A whole slew of conservative (or conservative-ish) writers are taking on the idea of “illiberal liberalism,” by which they mean a liberalism that tries to exclude dogmatic religious communities from respectable public debate, or which puts such restraints on those communities (by, say, forbidding them to use religious justifications for their public-policy preferences) that they are forced to lose what makes them special. In layman’s terms, their complaint is this: Liberals, who claim to be tolerant, are actually intolerant of religious people and want to ban them from the public square. Thus, “illiberal liberalism.”
But most liberals want nothing more than what Will Wilkinson himself endorses: not a ban on “crazy conservative talk radio” or “crazy religion-saturated politics,” but the “peaceful natural deaths” of the communities that feed, and feed on, these low forms of discourse.
This, to me, is the defining difference between the committed liberal and the committed social-conservative. The liberal wants to see his enemies persuaded, wants to see them lose adherents and prestige, but he doesn’t want to legally enforce his preferences. Richard Dawkins, for example, wants to convince people to cast away their notions of God and commit themselves to secular humanism.

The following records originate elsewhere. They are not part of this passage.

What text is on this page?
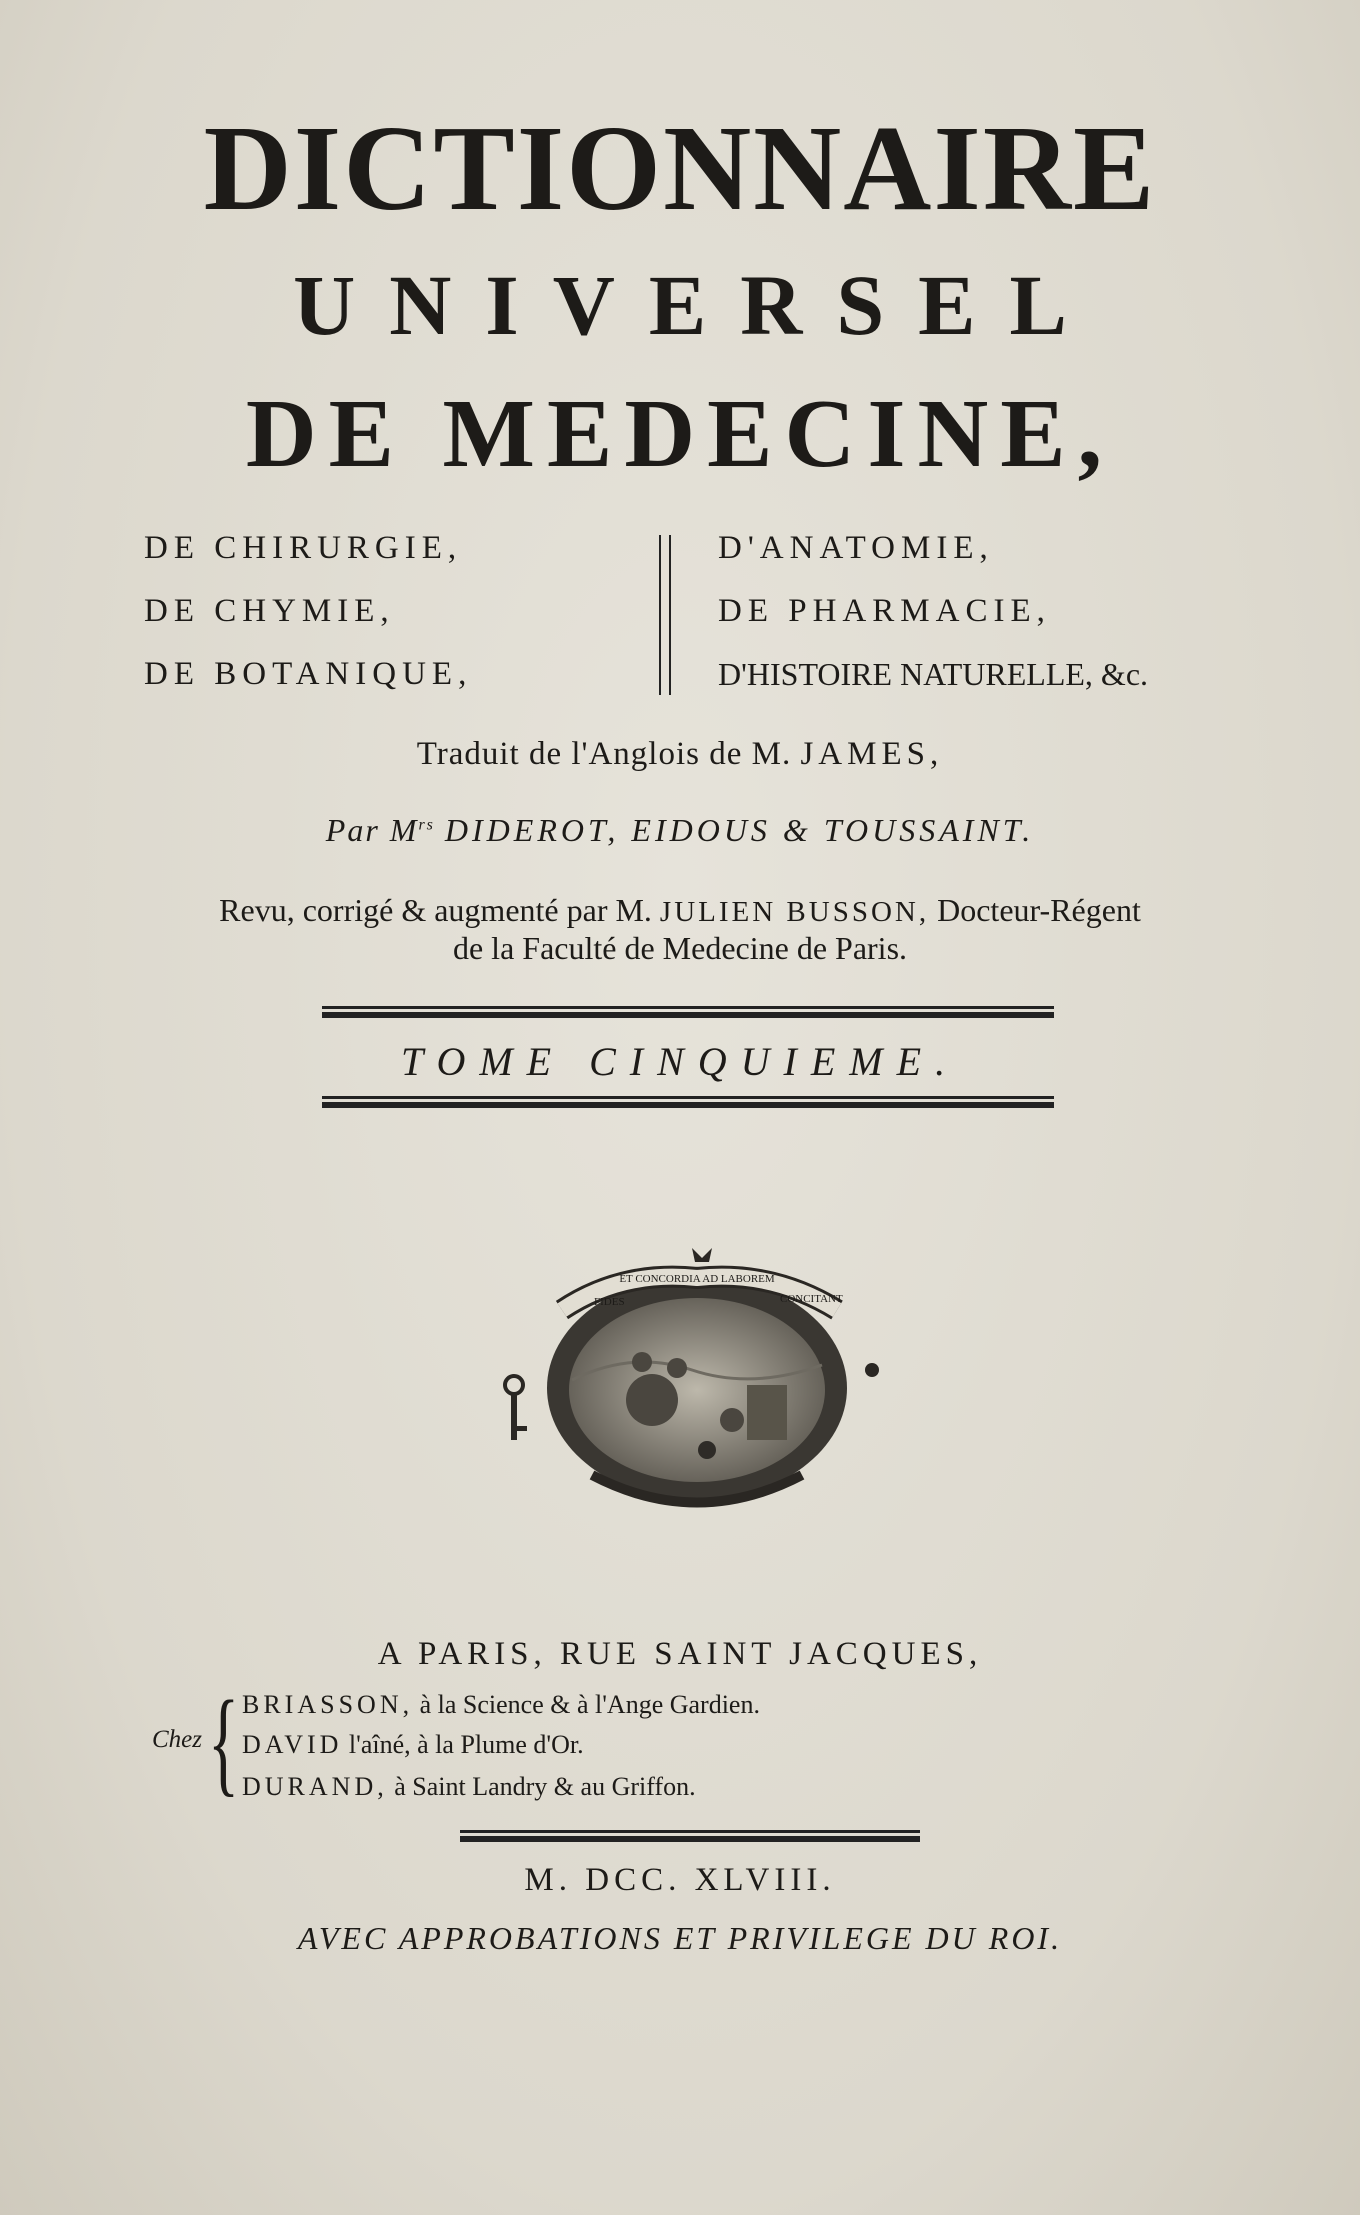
DICTIONNAIRE
UNIVERSEL
DE MEDECINE,
DE CHIRURGIE,
DE CHYMIE,
DE BOTANIQUE,
D'ANATOMIE,
DE PHARMACIE,
D'HISTOIRE NATURELLE, &c.
Traduit de l'Anglois de M. JAMES,
Par $M^{rs}$ DIDEROT, EIDOUS & TOUSSAINT.
Revu, corrigé & augmenté par M. JULIEN BUSSON, Docteur-Régent
de la Faculté de Medecine de Paris.
TOME CINQUIEME.
FIDES
ET CONCORDIA AD LABOREM
CONCITANT
A PARIS, RUE SAINT JACQUES,
Chez { BRIASSON, à la Science & à l'Ange Gardien.
DAVID l'aîné, à la Plume d'Or.
DURAND, à Saint Landry & au Griffon.
M. DCC. XLVIII.
AVEC APPROBATIONS ET PRIVILEGE DU ROI.
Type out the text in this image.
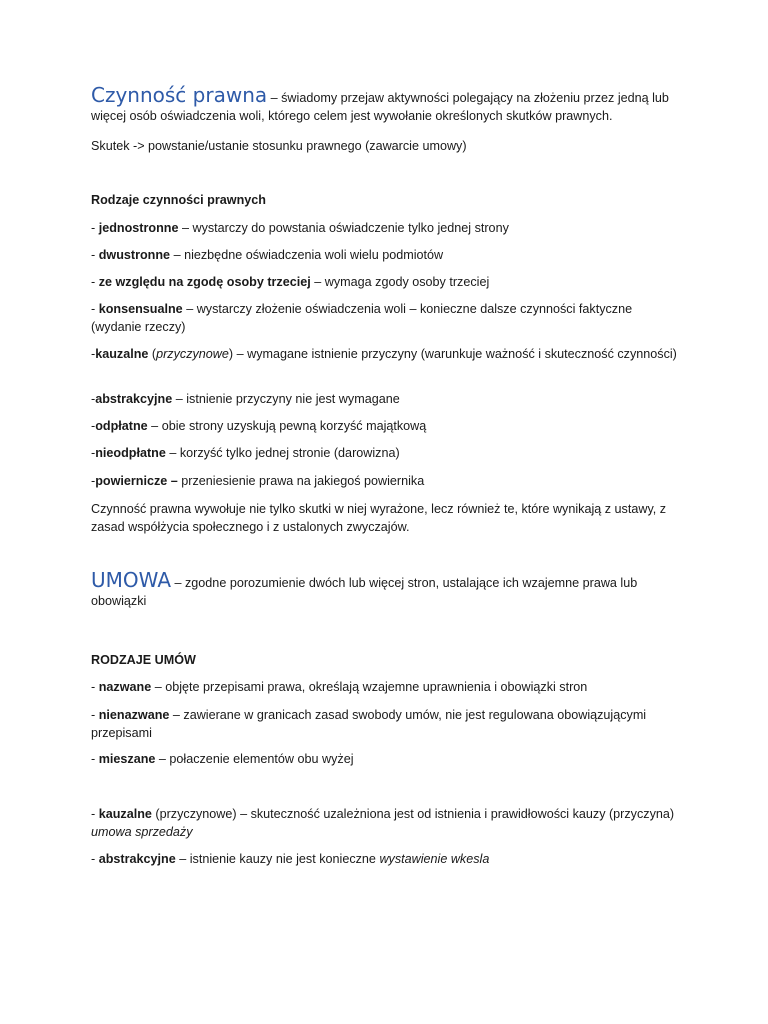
Czynność prawna – świadomy przejaw aktywności polegający na złożeniu przez jedną lub więcej osób oświadczenia woli, którego celem jest wywołanie określonych skutków prawnych.
Skutek -> powstanie/ustanie stosunku prawnego (zawarcie umowy)
Rodzaje czynności prawnych
- jednostronne – wystarczy do powstania oświadczenie tylko jednej strony
- dwustronne – niezbędne oświadczenia woli wielu podmiotów
- ze względu na zgodę osoby trzeciej – wymaga zgody osoby trzeciej
- konsensualne – wystarczy złożenie oświadczenia woli – konieczne dalsze czynności faktyczne (wydanie rzeczy)
-kauzalne (przyczynowe) – wymagane istnienie przyczyny (warunkuje ważność i skuteczność czynności)
-abstrakcyjne – istnienie przyczyny nie jest wymagane
-odpłatne – obie strony uzyskują pewną korzyść majątkową
-nieodpłatne – korzyść tylko jednej stronie (darowizna)
-powiernicze – przeniesienie prawa na jakiegoś powiernika
Czynność prawna wywołuje nie tylko skutki w niej wyrażone, lecz również te, które wynikają z ustawy, z zasad współżycia społecznego i z ustalonych zwyczajów.
UMOWA – zgodne porozumienie dwóch lub więcej stron, ustalające ich wzajemne prawa lub obowiązki
RODZAJE UMÓW
- nazwane – objęte przepisami prawa, określają wzajemne uprawnienia i obowiązki stron
- nienazwane – zawierane w granicach zasad swobody umów, nie jest regulowana obowiązującymi przepisami
- mieszane – połaczenie elementów obu wyżej
- kauzalne (przyczynowe) – skuteczność uzależniona jest od istnienia i prawidłowości kauzy (przyczyna) umowa sprzedaży
- abstrakcyjne – istnienie kauzy nie jest konieczne wystawienie wkesla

But, even if he and his allies had the votes, they wouldn’t seek to proscribe the choices that religious people want to make. At least, that is, if we take them at their words. We have no reason not to.
If all this is right, Noah Millman’s argument for a liberalism “both more confident and more humble about its own truths” starts to look silly. Surely liberals already have the confidence to defend the “positive goods” that they adhere to (like science), and do not merely complain that conservatives are “smuggling sectarian religion into the public square.” If I ever heard someone say that we should teach evolution just because we don’t want to teach religion, I would laugh at him… but I doubt anybody has ever said that.
By the same token, I think liberals are already “humble” enough to “recognize that communities with illiberal commitments are bound to continue to exist.” We don’t harbor any illusions. And we don’t want to destroy these illiberal communities, not at all. Neither does poor Damon Linker (who set off this blogo-war), and who only pointed out that, as much as religious conservatives lament the “culture of choice,” the only alternative is an authoritarian culture that strips away choice. Religious conservatives want people to make better (by their lights) choices, much as liberals want people to become skeptical and tolerant. But when the law is used as an instrument to enforce one’s preferred choices, and to ban or delegitimate the alternatives, that’s when we have a problem. As far as I can tell, no “liberal” advocates such a use of the law. Even as conservatives rail against “judicial legislation” on issues like abortion and gay marriage, they complain only about the protection of others’ choices, not the infringement of their own.